No specific reasons for the action were given, but in an online story it was noted that the paper's owner, Lee Enterprises, said last month that the company had reduced "cash costs" by 3.7 percent in the quarter ending Dec. 30, compared with the same period a year earlier.
In a preliminary statement of its first-quarter 2013 results last month, Lee credited "improved efficiencies through an ongoing transformation of business models" for the expense reduction.
The layoffs affected several departments, including news, circulation, finance and graphics, according to the Herald's website.
"These difficult decisions position us to continue moving forward as we always have in serving our readers and advertisers," Publisher Rona Rahlf said in a statement printed by the paper.
Rahlf, whose voice mail said she was out of the office until next week, was not available for comment.

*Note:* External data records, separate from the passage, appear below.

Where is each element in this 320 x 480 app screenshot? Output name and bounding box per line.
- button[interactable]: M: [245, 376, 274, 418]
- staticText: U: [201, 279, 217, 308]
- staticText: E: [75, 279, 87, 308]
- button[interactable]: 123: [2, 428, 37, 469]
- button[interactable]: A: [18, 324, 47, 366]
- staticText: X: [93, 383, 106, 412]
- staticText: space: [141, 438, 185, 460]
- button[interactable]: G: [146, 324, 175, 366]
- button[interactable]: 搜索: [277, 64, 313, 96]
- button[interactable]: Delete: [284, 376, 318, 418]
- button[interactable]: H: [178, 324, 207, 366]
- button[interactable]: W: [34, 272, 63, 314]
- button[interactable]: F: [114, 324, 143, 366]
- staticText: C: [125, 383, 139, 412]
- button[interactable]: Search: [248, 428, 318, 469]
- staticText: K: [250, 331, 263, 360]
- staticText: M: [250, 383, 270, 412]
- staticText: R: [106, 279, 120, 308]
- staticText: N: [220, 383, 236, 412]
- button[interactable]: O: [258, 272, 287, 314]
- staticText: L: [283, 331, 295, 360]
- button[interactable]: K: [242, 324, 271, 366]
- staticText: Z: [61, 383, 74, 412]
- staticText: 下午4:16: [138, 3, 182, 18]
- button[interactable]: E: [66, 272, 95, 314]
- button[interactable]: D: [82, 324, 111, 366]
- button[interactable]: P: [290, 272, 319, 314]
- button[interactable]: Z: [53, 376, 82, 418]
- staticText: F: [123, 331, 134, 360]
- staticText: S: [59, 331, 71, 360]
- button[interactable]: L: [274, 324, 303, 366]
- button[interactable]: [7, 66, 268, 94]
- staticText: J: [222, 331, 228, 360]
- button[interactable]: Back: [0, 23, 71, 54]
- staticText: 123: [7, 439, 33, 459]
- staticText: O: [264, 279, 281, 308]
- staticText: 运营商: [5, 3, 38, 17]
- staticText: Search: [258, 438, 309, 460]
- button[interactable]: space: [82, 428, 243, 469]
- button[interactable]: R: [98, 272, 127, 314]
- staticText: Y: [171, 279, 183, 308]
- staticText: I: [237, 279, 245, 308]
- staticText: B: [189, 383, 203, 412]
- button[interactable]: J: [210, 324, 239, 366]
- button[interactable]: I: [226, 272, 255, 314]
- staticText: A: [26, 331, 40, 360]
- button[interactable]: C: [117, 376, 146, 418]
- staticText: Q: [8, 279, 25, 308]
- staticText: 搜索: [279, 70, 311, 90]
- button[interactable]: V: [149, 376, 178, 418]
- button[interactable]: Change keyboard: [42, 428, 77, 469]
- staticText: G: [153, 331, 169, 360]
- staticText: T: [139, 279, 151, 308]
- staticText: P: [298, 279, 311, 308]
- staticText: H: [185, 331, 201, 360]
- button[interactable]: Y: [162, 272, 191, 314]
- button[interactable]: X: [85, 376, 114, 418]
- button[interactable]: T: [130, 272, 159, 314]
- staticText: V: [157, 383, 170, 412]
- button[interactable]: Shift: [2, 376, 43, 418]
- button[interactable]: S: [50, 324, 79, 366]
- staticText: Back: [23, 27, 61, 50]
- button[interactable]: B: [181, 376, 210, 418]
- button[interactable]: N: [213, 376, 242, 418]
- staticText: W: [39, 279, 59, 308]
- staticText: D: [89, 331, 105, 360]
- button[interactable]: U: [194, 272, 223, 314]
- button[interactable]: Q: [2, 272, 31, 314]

According to the preliminary financial statement, Lee earned $10.5 million, or 20 cents per share, in the first quarter of 2013. A year earlier, it reported a profit of $16.8 million, or 37 cents per share.
Like other newspaper companies, Davenport, Iowa-based Lee has been battered by falling advertising revenue and declining circulation as increasing numbers of readers and advertisers embrace digital technologies.